CHP Genel Başkan Yardımcısı Aylin Yaman, engelli bireylerin sorunlarına dikkat çekti. Türkiye’de engellilerin yaşadığı sorunları anlatan Yaman, bu sorunların çözüm önerilerini de sıraladı. Yaman, engelli bireylerinin sorunlarının çözümünün “Ancak ve ancak devletin engellilere bakış açısının değişmesiyle” gerçekleşebileceğini söyledi.

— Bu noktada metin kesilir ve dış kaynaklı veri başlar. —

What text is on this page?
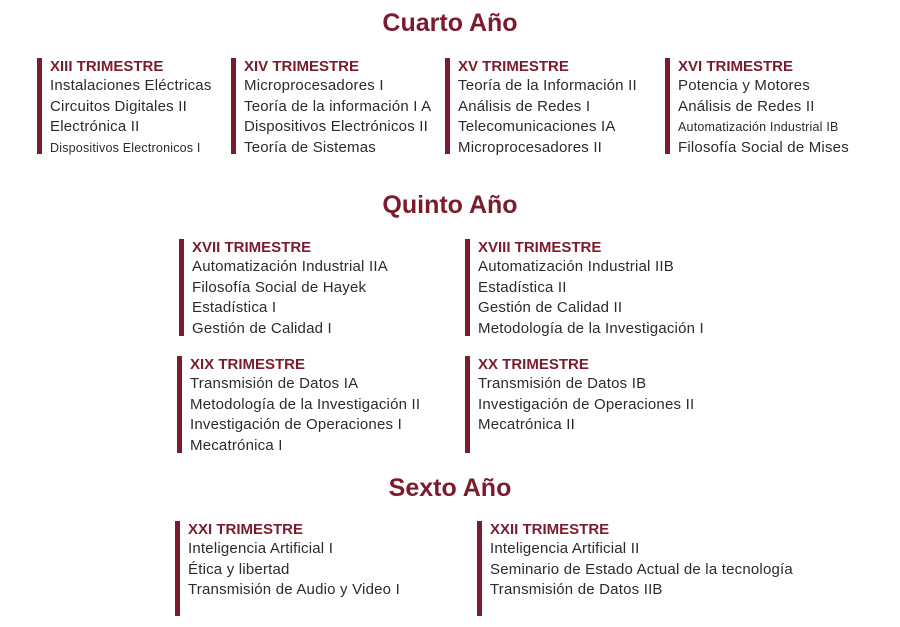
Cuarto Año
XIII TRIMESTRE
Instalaciones Eléctricas
Circuitos Digitales II
Electrónica II
Dispositivos Electronicos I
XIV TRIMESTRE
Microprocesadores I
Teoría de la información I A
Dispositivos Electrónicos II
Teoría de Sistemas
XV TRIMESTRE
Teoría de la Información II
Análisis de Redes I
Telecomunicaciones IA
Microprocesadores II
XVI TRIMESTRE
Potencia y Motores
Análisis de Redes II
Automatización Industrial IB
Filosofía Social de Mises
Quinto Año
XVII TRIMESTRE
Automatización Industrial IIA
Filosofía Social de Hayek
Estadística I
Gestión de Calidad I
XVIII TRIMESTRE
Automatización Industrial IIB
Estadística II
Gestión de Calidad II
Metodología de la Investigación I
XIX TRIMESTRE
Transmisión de Datos IA
Metodología de la Investigación II
Investigación de Operaciones I
Mecatrónica I
XX TRIMESTRE
Transmisión de Datos IB
Investigación de Operaciones II
Mecatrónica II
Sexto Año
XXI TRIMESTRE
Inteligencia Artificial I
Ética y libertad
Transmisión de Audio y Video I
XXII TRIMESTRE
Inteligencia Artificial II
Seminario de Estado Actual de la tecnología
Transmisión de Datos IIB
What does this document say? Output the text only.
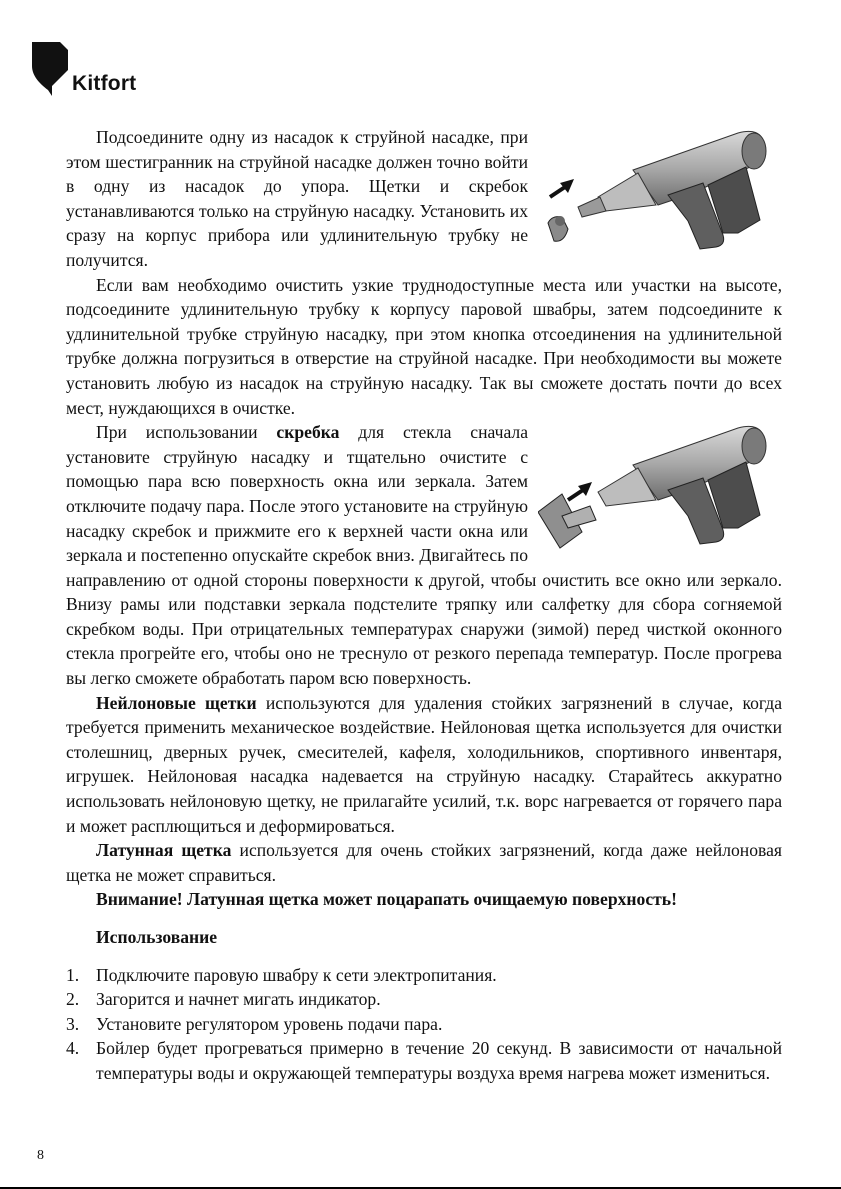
Kitfort

Подсоедините одну из насадок к струйной насадке, при этом шестигранник на струйной насадке должен точно войти в одну из насадок до упора. Щетки и скребок устанавливаются только на струйную насадку. Установить их сразу на корпус прибора или удлинительную трубку не получится.

Если вам необходимо очистить узкие труднодоступные места или участки на высоте, подсоедините удлинительную трубку к корпусу паровой швабры, затем подсоедините к удлинительной трубке струйную насадку, при этом кнопка отсоединения на удлинительной трубке должна погрузиться в отверстие на струйной насадке. При необходимости вы можете установить любую из насадок на струйную насадку. Так вы сможете достать почти до всех мест, нуждающихся в очистке.

При использовании скребка для стекла сначала установите струйную насадку и тщательно очистите с помощью пара всю поверхность окна или зеркала. Затем отключите подачу пара. После этого установите на струйную насадку скребок и прижмите его к верхней части окна или зеркала и постепенно опускайте скребок вниз. Двигайтесь по направлению от одной стороны поверхности к другой, чтобы очистить все окно или зеркало. Внизу рамы или подставки зеркала подстелите тряпку или салфетку для сбора согняемой скребком воды. При отрицательных температурах снаружи (зимой) перед чисткой оконного стекла прогрейте его, чтобы оно не треснуло от резкого перепада температур. После прогрева вы легко сможете обработать паром всю поверхность.

Нейлоновые щетки используются для удаления стойких загрязнений в случае, когда требуется применить механическое воздействие. Нейлоновая щетка используется для очистки столешниц, дверных ручек, смесителей, кафеля, холодильников, спортивного инвентаря, игрушек. Нейлоновая насадка надевается на струйную насадку. Старайтесь аккуратно использовать нейлоновую щетку, не прилагайте усилий, т.к. ворс нагревается от горячего пара и может расплющиться и деформироваться.

Латунная щетка используется для очень стойких загрязнений, когда даже нейлоновая щетка не может справиться.

Внимание! Латунная щетка может поцарапать очищаемую поверхность!

Использование

1. Подключите паровую швабру к сети электропитания.
2. Загорится и начнет мигать индикатор.
3. Установите регулятором уровень подачи пара.
4. Бойлер будет прогреваться примерно в течение 20 секунд. В зависимости от начальной температуры воды и окружающей температуры воздуха время нагрева может измениться.
8
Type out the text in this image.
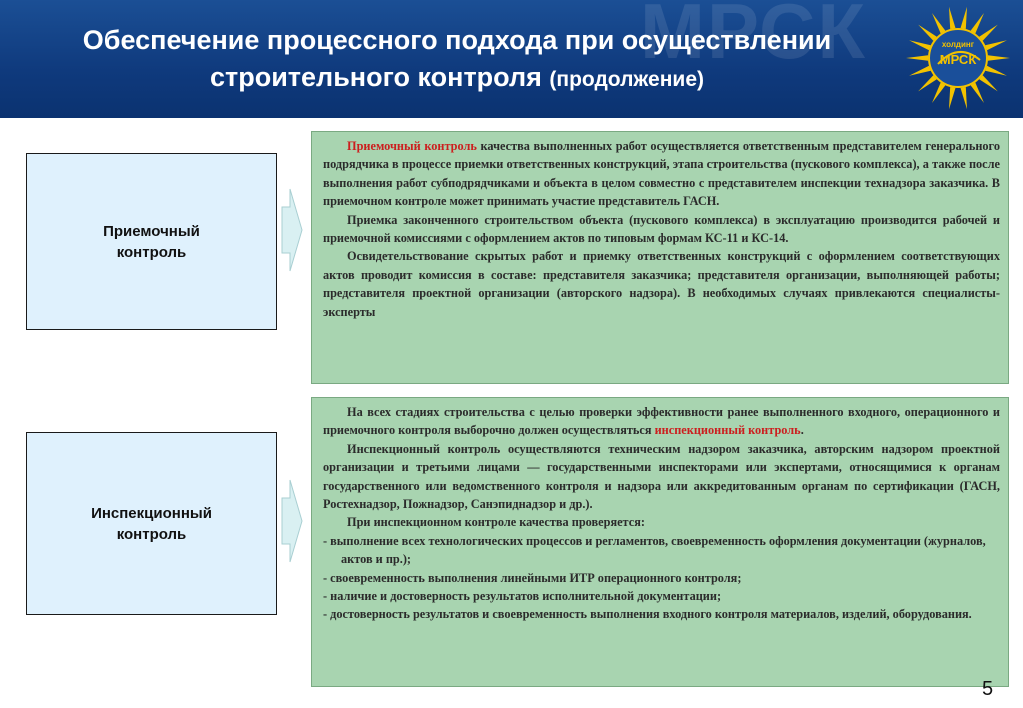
МРСК
Обеспечение процессного подхода при осуществлении
строительного контроля (продолжение)
холдинг
МРСК
Приемочный
контроль

Приемочный контроль качества выполненных работ осуществляется ответственным представителем генерального подрядчика в процессе приемки ответственных конструкций, этапа строительства (пускового комплекса), а также после выполнения работ субподрядчиками и объекта в целом совместно с представителем инспекции технадзора заказчика. В приемочном контроле может принимать участие представитель ГАСН.

Приемка законченного строительством объекта (пускового комплекса) в эксплуатацию производится рабочей и приемочной комиссиями с оформлением актов по типовым формам КС-11 и КС-14.

Освидетельствование скрытых работ и приемку ответственных конструкций с оформлением соответствующих актов проводит комиссия в составе: представителя заказчика; представителя организации, выполняющей работы; представителя проектной организации (авторского надзора). В необходимых случаях привлекаются специалисты-эксперты

Инспекционный
контроль

На всех стадиях строительства с целью проверки эффективности ранее выполненного входного, операционного и приемочного контроля выборочно должен осуществляться инспекционный контроль.

Инспекционный контроль осуществляются техническим надзором заказчика, авторским надзором проектной организации и третьими лицами — государственными инспекторами или экспертами, относящимися к органам государственного или ведомственного контроля и надзора или аккредитованным органам по сертификации (ГАСН, Ростехнадзор, Пожнадзор, Санэпиднадзор и др.).

При инспекционном контроле качества проверяется:

- выполнение всех технологических процессов и регламентов, своевременность оформления документации (журналов, актов и пр.);

- своевременность выполнения линейными ИТР операционного контроля;

- наличие и достоверность результатов исполнительной документации;

- достоверность результатов и своевременность выполнения входного контроля материалов, изделий, оборудования.

5
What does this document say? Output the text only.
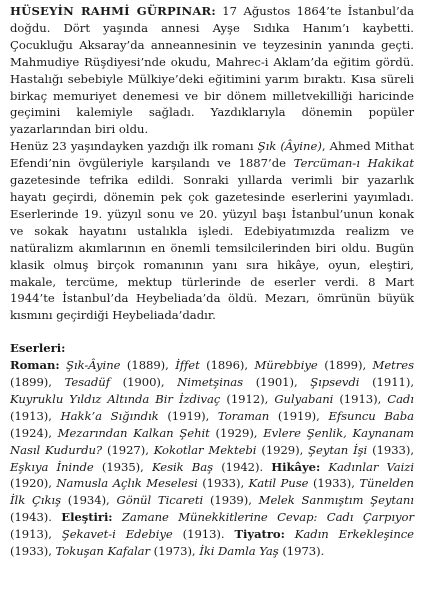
HÜSEYİN RAHMİ GÜRPINAR: 17 Ağustos 1864’te İstanbul’da doğdu. Dört yaşında annesi Ayşe Sıdıka Hanım’ı kaybetti. Çocukluğu Aksaray’da anneannesinin ve teyzesinin yanında geçti. Mahmudiye Rüşdiyesi’nde okudu, Mahrec-i Aklam’da eğitim gördü. Hastalığı sebebiyle Mülkiye’deki eğitimini yarım bıraktı. Kısa süreli birkaç memuriyet denemesi ve bir dönem milletvekilliği haricinde geçimini kalemiyle sağladı. Yazdıklarıyla dönemin popüler yazarlarından biri oldu.

Henüz 23 yaşındayken yazdığı ilk romanı Şık (Âyine), Ahmed Mithat Efendi’nin övgüleriyle karşılandı ve 1887’de Tercüman-ı Hakikat gazetesinde tefrika edildi. Sonraki yıllarda verimli bir yazarlık hayatı geçirdi, dönemin pek çok gazetesinde eserlerini yayımladı. Eserlerinde 19. yüzyıl sonu ve 20. yüzyıl başı İstanbul’unun konak ve sokak hayatını ustalıkla işledi. Edebiyatımızda realizm ve natüralizm akımlarının en önemli temsilcilerinden biri oldu. Bugün klasik olmuş birçok romanının yanı sıra hikâye, oyun, eleştiri, makale, tercüme, mektup türlerinde de eserler verdi. 8 Mart 1944’te İstanbul’da Heybeliada’da öldü. Mezarı, ömrünün büyük kısmını geçirdiği Heybeliada’dadır.

Eserleri:

Roman: Şık-Âyine (1889), İffet (1896), Mürebbiye (1899), Metres (1899), Tesadüf (1900), Nimetşinas (1901), Şıpsevdi (1911), Kuyruklu Yıldız Altında Bir İzdivaç (1912), Gulyabani (1913), Cadı (1913), Hakk’a Sığındık (1919), Toraman (1919), Efsuncu Baba (1924), Mezarından Kalkan Şehit (1929), Evlere Şenlik, Kaynanam Nasıl Kudurdu? (1927), Kokotlar Mektebi (1929), Şeytan İşi (1933), Eşkıya İninde (1935), Kesik Baş (1942). Hikâye: Kadınlar Vaizi (1920), Namusla Açlık Meselesi (1933), Katil Puse (1933), Tünelden İlk Çıkış (1934), Gönül Ticareti (1939), Melek Sanmıştım Şeytanı (1943). Eleştiri: Zamane Münekkitlerine Cevap: Cadı Çarpıyor (1913), Şekavet-i Edebiye (1913). Tiyatro: Kadın Erkekleşince (1933), Tokuşan Kafalar (1973), İki Damla Yaş (1973).
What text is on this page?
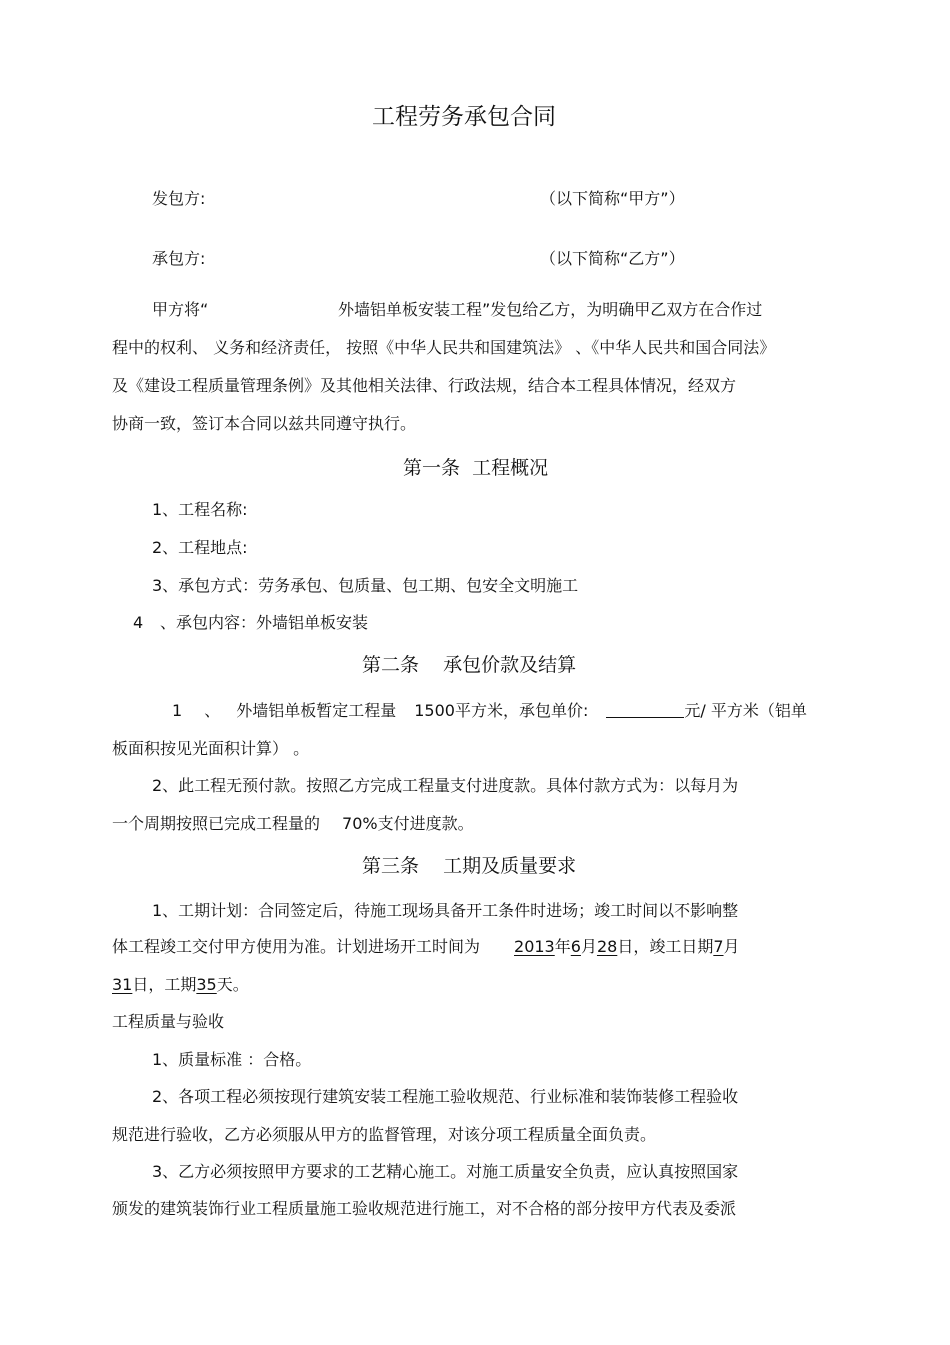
工程劳务承包合同
发包方:	（以下简称“甲方”）
承包方:	（以下简称“乙方”）
甲方将“	外墙铝单板安装工程”发包给乙方，为明确甲乙双方在合作过
程中的权利、 义务和经济责任， 按照《中华人民共和国建筑法》 、《中华人民共和国合同法》
及《建设工程质量管理条例》及其他相关法律、行政法规，结合本工程具体情况，经双方
协商一致，签订本合同以兹共同遵守执行。
第一条  工程概况
1、工程名称:
2、工程地点:
3、承包方式：劳务承包、包质量、包工期、包安全文明施工
4 、承包内容：外墙铝单板安装
第二条    承包价款及结算
1 、 外墙铝单板暂定工程量 1500平方米，承包单价:	元/ 平方米（铝单
板面积按见光面积计算） 。
2、此工程无预付款。按照乙方完成工程量支付进度款。具体付款方式为：以每月为
一个周期按照已完成工程量的 70%支付进度款。
第三条    工期及质量要求
1、工期计划：合同签定后，待施工现场具备开工条件时进场；竣工时间以不影响整
体工程竣工交付甲方使用为准。计划进场开工时间为 2013年6月28日，竣工日期7月
31日，工期35天。
工程质量与验收
1、质量标准 ：合格。
2、各项工程必须按现行建筑安装工程施工验收规范、行业标准和装饰装修工程验收
规范进行验收，乙方必须服从甲方的监督管理，对该分项工程质量全面负责。
3、乙方必须按照甲方要求的工艺精心施工。对施工质量安全负责，应认真按照国家
颁发的建筑装饰行业工程质量施工验收规范进行施工，对不合格的部分按甲方代表及委派
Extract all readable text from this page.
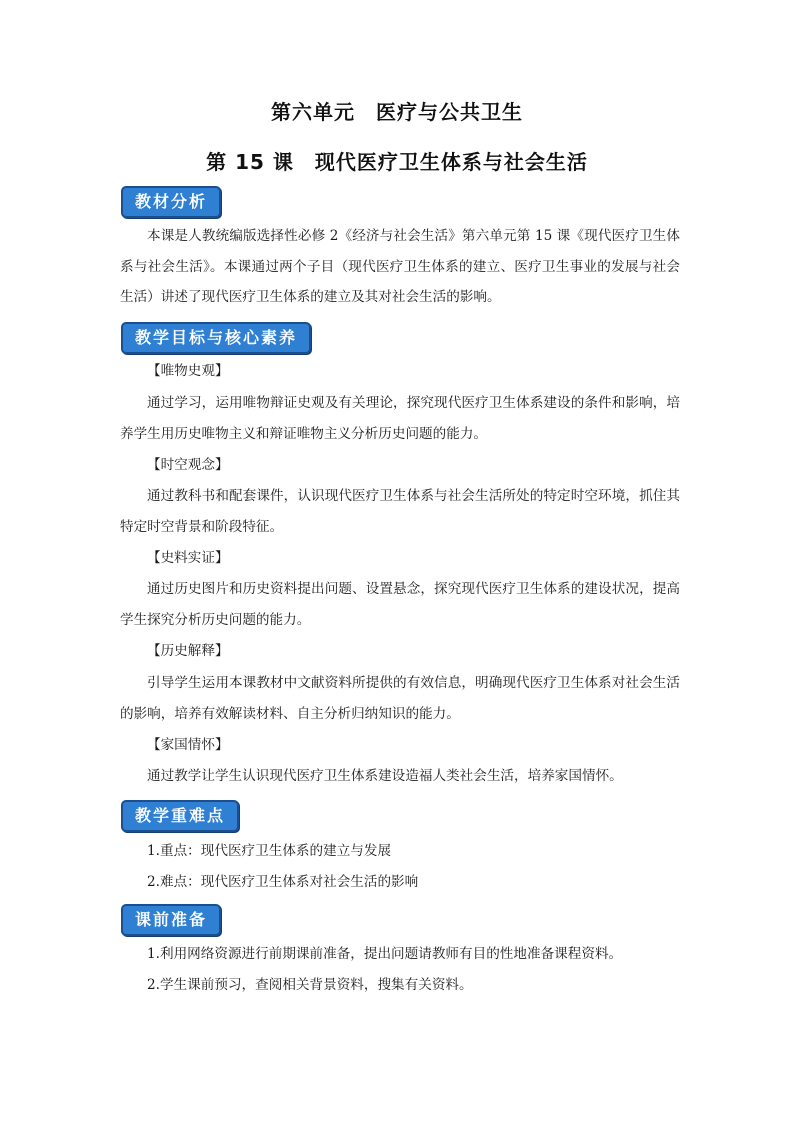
第六单元　医疗与公共卫生
第 15 课　现代医疗卫生体系与社会生活
教材分析

本课是人教统编版选择性必修 2《经济与社会生活》第六单元第 15 课《现代医疗卫生体系与社会生活》。本课通过两个子目（现代医疗卫生体系的建立、医疗卫生事业的发展与社会生活）讲述了现代医疗卫生体系的建立及其对社会生活的影响。

教学目标与核心素养
【唯物史观】

通过学习，运用唯物辩证史观及有关理论，探究现代医疗卫生体系建设的条件和影响，培养学生用历史唯物主义和辩证唯物主义分析历史问题的能力。

【时空观念】

通过教科书和配套课件，认识现代医疗卫生体系与社会生活所处的特定时空环境，抓住其特定时空背景和阶段特征。

【史料实证】

通过历史图片和历史资料提出问题、设置悬念，探究现代医疗卫生体系的建设状况，提高学生探究分析历史问题的能力。

【历史解释】

引导学生运用本课教材中文献资料所提供的有效信息，明确现代医疗卫生体系对社会生活的影响，培养有效解读材料、自主分析归纳知识的能力。

【家国情怀】

通过教学让学生认识现代医疗卫生体系建设造福人类社会生活，培养家国情怀。

教学重难点
1.重点：现代医疗卫生体系的建立与发展
2.难点：现代医疗卫生体系对社会生活的影响
课前准备
1.利用网络资源进行前期课前准备，提出问题请教师有目的性地准备课程资料。
2.学生课前预习，查阅相关背景资料，搜集有关资料。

Türkiye genelinde engelli bireylerin istatistiklerinin en son 2011 yılında yapılan bir araştırmayla elde edildiğini söyleyen Yaman, şu ifadeleri kullandı:
” En son “2011 yılı Nüfus ve Konut Araştırması” ile elde edilmiştir. Bu araştırmada, DSÖ tarafından geliştirilen, kısaca ICF olarak bilinen (Uluslararası İşlevsellik, Engellilik ve Sağlığın Sınıflandırılması) ile uyumlu olduğu söylenen bir soru setinden faydalanılmış fakat bu sınıflandırma, 2011 yılından bu yana tam 7 kez güncellenmesine rağmen, hala 12 yıl öncesinin verileriyle devam edilmiştir. Bu araştırmada 6 farklı engellilik (görme, işitme, konuşma, yürüme/merdiven çıkma/inme, taşıma ve tutma, öğrenme/dört işlem yapma/hatırlama/dikkat toplama) durumuna ilişkin sorular sorulmuş ve 3 yaş ve üzeri en az BİR engeli olan nüfusun oranı tespit edilmiştir. Bu çalışmaya göre nüfusun yüzde6,9’unun (o dönem için 4.876.000 kişi) en az bir engeli bulunmaktadır. (Kadınların yüzde7,9’u, erkeklerin iseyüzde5,9’u bir engelli olarak tespit edilmiştir). Kadın ve Erkek farkı, yaş arttıkça kadın yönünde artmaktadır. Engellilik durumuna göre bakıldığında, en büyük ağırlık, taşıma/tutma ve yürüme grubundadır. Bu grup, nedene yönelik açıklama sağlamamaktadır.”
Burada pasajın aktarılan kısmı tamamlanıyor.